Facebook open sources DensePose - ingve
https://research.fb.com/facebook-open-sources-densepose/
======
black_puppydog
I wonder how they arrived at Creative Commons' CC-BY-NC as the license. These
licenses are not meant for code but for artwork, right? I recently noticed the
same with the FastPhotoStyle code [1] by NVidia, so I'm wondering if there is
something that draws their legal departments to this license?

EDIT: Creative Commons actually _discourage_ the use of their licenses for
code [2].

[1]:
[https://github.com/NVIDIA/FastPhotoStyle](https://github.com/NVIDIA/FastPhotoStyle)
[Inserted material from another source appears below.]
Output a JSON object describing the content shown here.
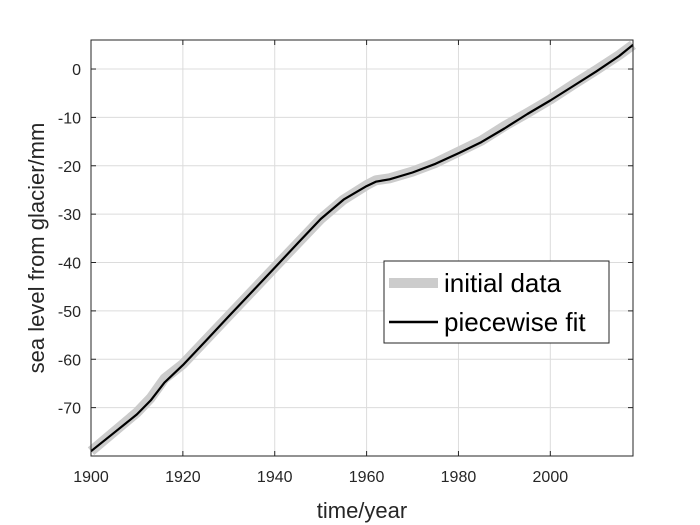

[2]: [https://creativecommons.org/faq/#can-i-apply-a-creative-
comm...](https://creativecommons.org/faq/#can-i-apply-a-creative-commons-
license-to-software)

------
gnat
"real-time approach for mapping all human pixels of 2D RGB images to a 3D
surface-based model of the body."

"Our work shows that one can efficiently compute dense correspondences between
2D RGB images and 3D surface models for the human body. Unlike common works in
human pose estimation that operate with 10 or 20 human joints (wrists, elbows,
etc), this work accounts for the entirety of the human body, defined in terms
more than 5000 nodes. The resulting speed and accuracy of our system
accelerates connections with augmented and virtual reality. Earlier works on
this problem would require computation in the order of minutes, initialization
by an external system e.g. for human joint localization, while being
particularly brittle. DensePose operates at multiple frames per second on a
single GPU and can handle tens or even hundreds of humans simultaneously."

GitHub:
[https://github.com/facebookresearch/DensePose](https://github.com/facebookresearch/DensePose)

------
nelsonic
_Why_ does facebook _need_ this...?

Does it further their _mission_ (statement) to " _bring the world closer
together_ "?
[https://www.facebook.com/zuck/posts/10154944663901634](https://www.facebook.com/zuck/posts/10154944663901634)

Or is this a sophisticated way of tracking/analysing what people are doing in
their personal videos so that Facebook can target people with more Ads?